Eight months after getting hired at Meta, in February 2023, Goodfriend was let go from his job.

Goodfriend’s “Origin Stories” series.

Scott Goodfriend

Despite getting a full-time job offer at a startup soon after, he felt a pull toward his hustle. “So I made the decision to cut the safety net in early 2023,” he says, “to run Ultimate Food Tours full time and leave the corporate world.”

‘I probably work 80 hours a week’

These days, Ultimate Food Tours gives six different food tours throughout the week at $90 per person, including food. They average six to eight people each, Goodfriend says. The company features options like Broadway Bites and Famous Sites and Famous Jewish Foods. Goodfriend, who designed each tour himself, personally gives about two to three of these and has five other freelance tour guides give the rest.

UFT recently partnered with local restaurants and added private cooking classes as well, mostly for corporate clients looking for a unique experience. Those go for $150 per person.
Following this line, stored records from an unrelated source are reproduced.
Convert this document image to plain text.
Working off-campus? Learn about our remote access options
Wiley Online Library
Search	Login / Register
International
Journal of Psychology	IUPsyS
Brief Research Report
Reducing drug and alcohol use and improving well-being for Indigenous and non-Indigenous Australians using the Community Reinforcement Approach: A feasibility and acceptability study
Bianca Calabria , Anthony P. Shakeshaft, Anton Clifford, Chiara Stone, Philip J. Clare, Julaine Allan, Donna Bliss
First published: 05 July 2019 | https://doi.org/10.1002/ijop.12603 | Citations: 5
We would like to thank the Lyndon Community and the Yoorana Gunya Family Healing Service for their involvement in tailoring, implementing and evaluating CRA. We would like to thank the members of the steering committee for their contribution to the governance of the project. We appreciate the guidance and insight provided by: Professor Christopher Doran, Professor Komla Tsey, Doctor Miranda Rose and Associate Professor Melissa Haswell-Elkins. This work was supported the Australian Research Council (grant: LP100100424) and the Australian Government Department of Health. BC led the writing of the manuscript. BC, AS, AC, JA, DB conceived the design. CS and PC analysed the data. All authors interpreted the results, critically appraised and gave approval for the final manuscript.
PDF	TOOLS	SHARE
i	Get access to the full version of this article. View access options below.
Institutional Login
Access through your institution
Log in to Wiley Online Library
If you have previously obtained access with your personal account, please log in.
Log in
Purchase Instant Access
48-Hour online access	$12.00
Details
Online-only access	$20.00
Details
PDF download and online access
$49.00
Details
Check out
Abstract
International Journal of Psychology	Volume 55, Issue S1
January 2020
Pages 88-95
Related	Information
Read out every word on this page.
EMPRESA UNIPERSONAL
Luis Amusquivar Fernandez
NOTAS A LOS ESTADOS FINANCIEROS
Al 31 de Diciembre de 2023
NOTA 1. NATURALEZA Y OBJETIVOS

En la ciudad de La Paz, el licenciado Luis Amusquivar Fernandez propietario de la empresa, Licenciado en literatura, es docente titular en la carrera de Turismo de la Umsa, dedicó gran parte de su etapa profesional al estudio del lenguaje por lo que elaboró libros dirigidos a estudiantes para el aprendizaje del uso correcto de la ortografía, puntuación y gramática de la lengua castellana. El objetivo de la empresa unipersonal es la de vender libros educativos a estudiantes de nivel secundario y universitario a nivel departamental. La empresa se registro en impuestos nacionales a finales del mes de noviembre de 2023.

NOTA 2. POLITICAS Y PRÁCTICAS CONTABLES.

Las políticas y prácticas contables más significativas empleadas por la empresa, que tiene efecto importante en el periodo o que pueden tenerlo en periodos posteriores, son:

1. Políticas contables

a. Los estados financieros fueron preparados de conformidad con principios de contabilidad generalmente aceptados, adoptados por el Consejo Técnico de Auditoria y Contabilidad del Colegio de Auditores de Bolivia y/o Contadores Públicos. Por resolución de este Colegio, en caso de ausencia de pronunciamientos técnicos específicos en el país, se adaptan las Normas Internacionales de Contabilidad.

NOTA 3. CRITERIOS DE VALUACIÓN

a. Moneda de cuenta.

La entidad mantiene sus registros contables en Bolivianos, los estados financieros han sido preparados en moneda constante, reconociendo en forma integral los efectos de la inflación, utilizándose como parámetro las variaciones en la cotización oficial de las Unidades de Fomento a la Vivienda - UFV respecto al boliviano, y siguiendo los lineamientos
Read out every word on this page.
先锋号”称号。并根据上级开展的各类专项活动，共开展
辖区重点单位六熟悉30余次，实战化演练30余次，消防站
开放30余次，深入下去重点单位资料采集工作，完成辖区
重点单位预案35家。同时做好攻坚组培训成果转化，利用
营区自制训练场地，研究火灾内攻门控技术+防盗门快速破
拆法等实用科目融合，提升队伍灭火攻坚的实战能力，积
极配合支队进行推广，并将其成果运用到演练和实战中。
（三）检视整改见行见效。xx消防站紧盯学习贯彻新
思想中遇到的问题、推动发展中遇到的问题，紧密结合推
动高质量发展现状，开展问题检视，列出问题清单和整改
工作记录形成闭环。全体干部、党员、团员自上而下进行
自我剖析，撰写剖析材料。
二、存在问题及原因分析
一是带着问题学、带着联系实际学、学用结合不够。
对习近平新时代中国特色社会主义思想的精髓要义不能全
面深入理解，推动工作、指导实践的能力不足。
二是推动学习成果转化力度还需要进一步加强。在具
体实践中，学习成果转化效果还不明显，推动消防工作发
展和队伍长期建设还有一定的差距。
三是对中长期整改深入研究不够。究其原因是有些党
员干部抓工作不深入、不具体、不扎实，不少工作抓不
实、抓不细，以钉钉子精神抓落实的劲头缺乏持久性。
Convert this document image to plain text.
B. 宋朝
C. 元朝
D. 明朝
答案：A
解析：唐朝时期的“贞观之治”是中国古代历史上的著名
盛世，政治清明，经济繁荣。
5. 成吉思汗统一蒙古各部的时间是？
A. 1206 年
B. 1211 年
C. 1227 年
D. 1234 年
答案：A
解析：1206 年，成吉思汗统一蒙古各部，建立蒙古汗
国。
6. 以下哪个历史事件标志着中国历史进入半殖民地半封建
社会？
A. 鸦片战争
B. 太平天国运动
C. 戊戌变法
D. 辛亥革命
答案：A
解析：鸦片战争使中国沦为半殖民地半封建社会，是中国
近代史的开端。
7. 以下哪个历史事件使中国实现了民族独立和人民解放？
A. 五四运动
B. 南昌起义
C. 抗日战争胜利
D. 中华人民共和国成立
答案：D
He also sells merch on the website.

Going forward, Goodfriend is working to make the company global, helping guides build similar tours in San Diego and Japan. When those go live, UFT will “take a small percentage,” he says.

Goodfriend also posts content throughout the company’s various social media accounts, including a series called Origin Stories, which takes viewers through the history of some of New York’s famous foods. The series is “currently in development for a long form streaming show,” he says, which he’s very excited about.

As the company’s only full-time employee, “I probably work 80 hours a week,” he says. He also makes significantly less than he did at Meta. But he loves it.

“This is absolutely my dream job,” he says.